Robert Miller - Leiko Ikemura's hazy oil on jute paintings of Yoshitomo Nara proportioned women. Ikemura and Nara both live somewhere in Germany, maybe they've influenced each other slightly? Something about these soaked in paintings also made me think of Marlene Dumas. The thinness? The moodiness? These seven works and the Stephen Westfall mentioned below were easily my favorite paintings of the day.

Robert Miller also had very good paintings by Alice Neel and Milton Resnick.

Lennon, Weinberg - The Stephen Westfall painting. Dogwood is a large vertical rectangular canvas trisected by two horizontal and two vertical red bands, creating nine white squares. The white squares are each divided further by one horizontal and one vertical black line - like windowpanes. None of these bands or lines are exactly straight or match up. They're all a little off and it hurts your eyes looking at it trying to make this marks line up as they should.
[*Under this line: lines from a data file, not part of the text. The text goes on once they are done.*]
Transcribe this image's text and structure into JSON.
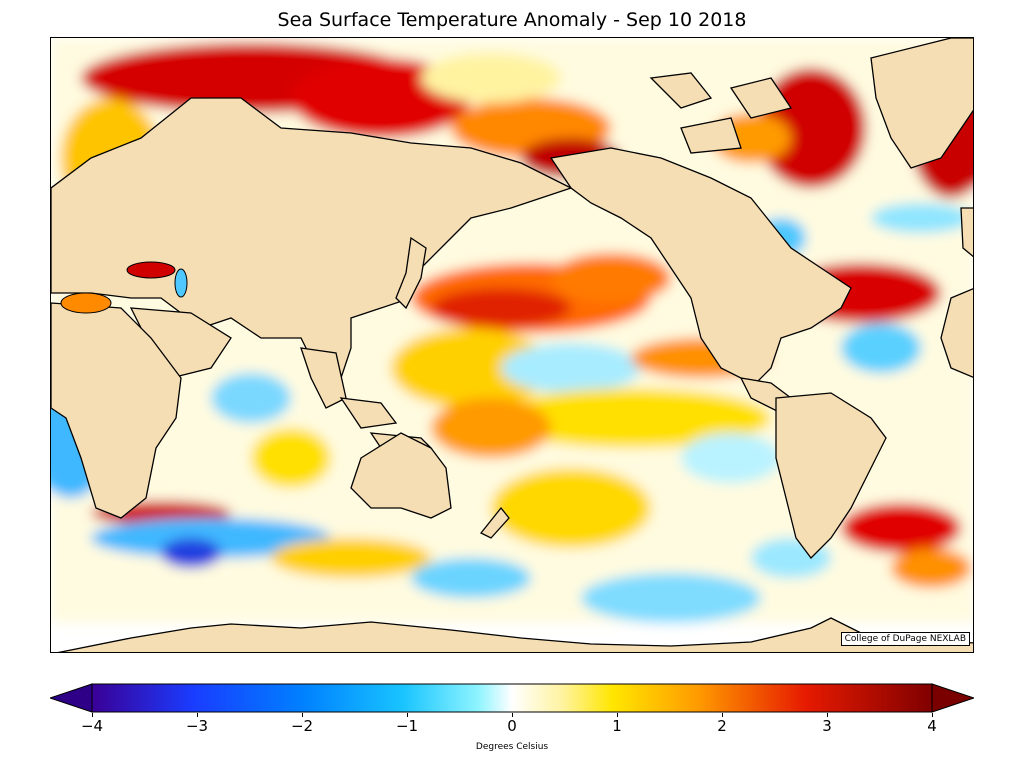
{
  "title": "Sea Surface Temperature Anomaly - Sep 10 2018",
  "credit": "College of DuPage NEXLAB",
  "colorbar": {
    "label": "Degrees Celsius",
    "ticks": [
      "−4",
      "−3",
      "−2",
      "−1",
      "0",
      "1",
      "2",
      "3",
      "4"
    ],
    "range": [
      -4,
      4
    ],
    "extend": "both"
  },
  "colors": {
    "land": "#f5deb3",
    "coast": "#000000",
    "warm_strong": "#c00000",
    "warm": "#ff9900",
    "warm_light": "#ffe600",
    "neutral": "#ffffff",
    "cool_light": "#a8f0ff",
    "cool": "#1aa6ff",
    "cool_strong": "#3300aa"
  }
}
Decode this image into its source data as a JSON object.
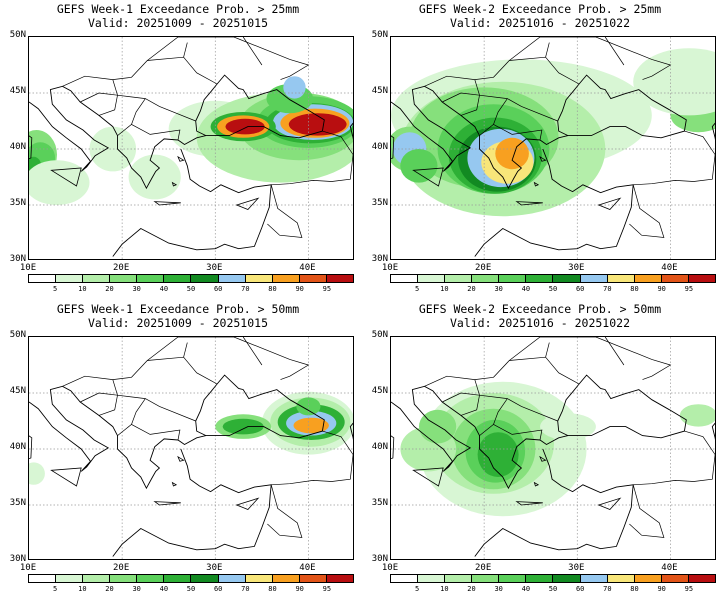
{
  "panels": [
    {
      "title": "GEFS Week-1 Exceedance Prob. > 25mm",
      "valid": "Valid: 20251009 - 20251015"
    },
    {
      "title": "GEFS Week-2 Exceedance Prob. > 25mm",
      "valid": "Valid: 20251016 - 20251022"
    },
    {
      "title": "GEFS Week-1 Exceedance Prob. > 50mm",
      "valid": "Valid: 20251009 - 20251015"
    },
    {
      "title": "GEFS Week-2 Exceedance Prob. > 50mm",
      "valid": "Valid: 20251016 - 20251022"
    }
  ],
  "lat_labels": [
    "50N",
    "45N",
    "40N",
    "35N",
    "30N"
  ],
  "lon_labels": [
    "10E",
    "20E",
    "30E",
    "40E"
  ],
  "colorbar": {
    "ticks": [
      "5",
      "10",
      "20",
      "30",
      "40",
      "50",
      "60",
      "70",
      "80",
      "90",
      "95"
    ],
    "colors": [
      "#ffffff",
      "#d8f6d4",
      "#b4eeaa",
      "#86e07c",
      "#5ad05a",
      "#2eb036",
      "#128a22",
      "#96c8f0",
      "#f8e67a",
      "#f8a020",
      "#e25418",
      "#b80e10",
      "#8e2426"
    ]
  },
  "map_extent": {
    "lon": [
      10,
      45
    ],
    "lat": [
      30,
      50
    ]
  }
}
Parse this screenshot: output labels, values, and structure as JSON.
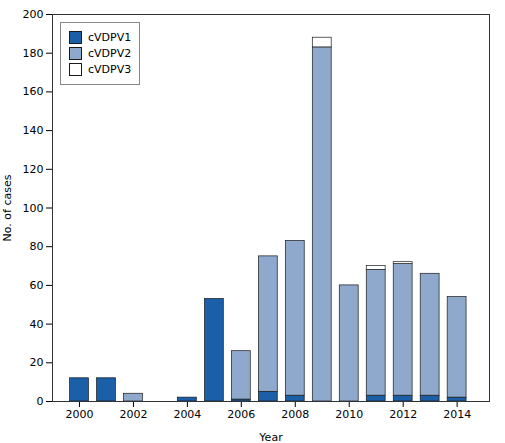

I saw this shortly after seeing the Good Vibrations show at McKenzie.

Here's a Jerry Saltz essay on Stephen Westfall.

McKenzie - Good Vibrations - lots of good stuff - I liked Julian Stanczak, Barbara Takenaga, and most especially the two paintings by Laura Watt.

Sonnabend - Four large landscape c-prints by Elger Esser that had an old postcard feel. Turns out that they actually are photographs of old postcards blown up big. My favorite got taken off the wall and wrapped before my eyes!

Barbara Gladstone - The Slater Bradley and Chris Burden videos. I didn't even realize this was an old (1980) Burden video until I looked at the sheet, I thought it was something new going for a trendy look. Big Wrench is an obsessive funny stalkerish video about a truck.

Nicole Klagsbrun - The seven playful Tuttle-esque pieces/interventions by Cordy Ryman. He had pipe pieces, door braces, a pink corner "ladder", and some wall painting-sculptures (Spider Star was my favorite of those).

Feigen - I liked Craig Love's small pieces best. At first I thought the Judith Linhares painting was a Dana Schutz (and here is a discussion on Edward Winkleman's comments about Schutz which mentions Linhares).

D'Amelio Terras - My favorites here were the two collages by Corin Hewitt. Really weird.

CRG - I liked Zak Prekop's small green painting best.

Monya Rowe - I was most interested in Angela Dufresne's three paintings here. She also had some bigger paintings at Lehmann Maupin but I didn't like them as much.

303 - The Shannon Oksanen portraits were too much the same but worse of the better portraits of that same gallery's Maureen Gallace.

Margaret Thatcher - friendly staff

Marianne Boesky - closed for installation but friendly staff-person who tried to get me a cup of water.

I've had enough of doodles, doodling, and doodlers and saw way way more merchandise than art. I wish I had had time to see the Helion show and Cezanne and Pisarro at MoMA.

4 comments:

Anonymous said...

Can you give examples of the doodles you hated?

Martin said...

Not really, didn't spend long enough looking at work I wasn't into to bother with notes. My time was limited so I mostly just wrote down the names of stuff I appreciated - maybe if I go over the websites of the galleries mentioned I can find some of it again. Was there something doodly you did or didn't particulary like?

I mention liking Craig Love's stuff above and his work was kind of doodly so it wasn't all bad.

Anonymous said...

You like the nabis color, am I right? Is that the right term?

Anonymous said...

I am just wondering what constitutes doodly-looking work. It is used as a pejorative term sometimes.